Manifestação na Alemanha contra envio de armas ao regime de Kiev | Foto: Vídeo CGTN

Na última sexta-feira, a divulgação pela editora-chefe da RT, Margarita Simonyan, de uma gravação de áudio e sua transcrição de uma conversa ao nível do mais alto escalão do exército alemão, em que foram discutidos planos para entregar mísseis de cruzeiro de longo alcance Taurus à Ucrânia, inclusive prevendo um ataque à Ponte da Crimeia, caiu como uma bomba em Berlim – ainda mais, tendo ocorrido dias após o presidente francês Macron aventar o envio de tropas à Ucrânia.

Falando a repórteres na segunda-feira, Peskov enfatizou que as autoridades alemãs discutiram “de fato” os ataques à Ponte da Crimeia, observando que Moscou já havia convocado o embaixador alemão na Rússia, Alexander Graf Lambsdorff, para apresentar um protesto.

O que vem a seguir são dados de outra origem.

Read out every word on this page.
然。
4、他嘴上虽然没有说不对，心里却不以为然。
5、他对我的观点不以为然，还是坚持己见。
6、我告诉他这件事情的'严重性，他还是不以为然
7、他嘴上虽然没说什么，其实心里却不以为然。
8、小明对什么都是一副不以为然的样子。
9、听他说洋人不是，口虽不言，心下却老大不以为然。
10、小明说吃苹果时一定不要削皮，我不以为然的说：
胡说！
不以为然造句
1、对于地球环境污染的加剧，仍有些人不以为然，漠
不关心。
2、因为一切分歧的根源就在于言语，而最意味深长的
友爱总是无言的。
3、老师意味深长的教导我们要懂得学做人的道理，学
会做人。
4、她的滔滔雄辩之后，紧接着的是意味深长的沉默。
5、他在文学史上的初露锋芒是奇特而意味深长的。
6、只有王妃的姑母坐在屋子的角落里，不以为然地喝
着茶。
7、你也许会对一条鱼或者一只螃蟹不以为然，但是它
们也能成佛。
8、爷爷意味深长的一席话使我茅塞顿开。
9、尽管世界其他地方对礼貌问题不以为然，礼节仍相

O áudio, continuou o porta-voz, sublinha que “os planos para lançar ataques em território russo estão a ser substantiva e especificamente discutidos dentro da Bundeswehr [exército alemão]”, acrescentando que não há dúvidas sobre o significado desta revelação.

Ele afirmou que a Rússia está ansiosa para saber os resultados da investigação sobre o caso anunciada pelo primeiro-ministro alemão, Olaf Scholz.

Peskov acrescentou que a Rússia está muito curiosa para saber se essas discussões ocorreram por conta própria da Bundeswehr, o que poderia levantar a questão de se o governo alemão está realmente no controle de seus militares.

Outra possibilidade, segundo o porta-voz russo, seria que a discussão estivesse alinhada com a política externa da Alemanha.

“As duas possibilidades são muito ruins. Ambas confirmam mais uma vez o envolvimento direto do chamado Ocidente coletivo no conflito em torno da Ucrânia”.

10 A 20 MÍSSEIS

A gravação, já amplamente reproduzida, foi realizada em 19 de fevereiro, reunindo dois generais da Luftwaffe, (Ingo Gehartz e Frank Grafe) e mais dois tenentes-coronéis, encarregados de preparar, para Pistorius, suas recomendações sobre a entrega, assistência e uso dos mísseis Taurus, de 500 km de alcance. Um dos participantes estava em Singapura e os quatro teriam se comunicado via uma plataforma WebEx vulnerável.

E nada é mais impactante na gravação do que o momento em que um militar alemão fala abertamente que “gostaria de dizer mais uma coisa sobre a destruição da ponte (sic)” – é da Ponte da Crimeia que ele está falando.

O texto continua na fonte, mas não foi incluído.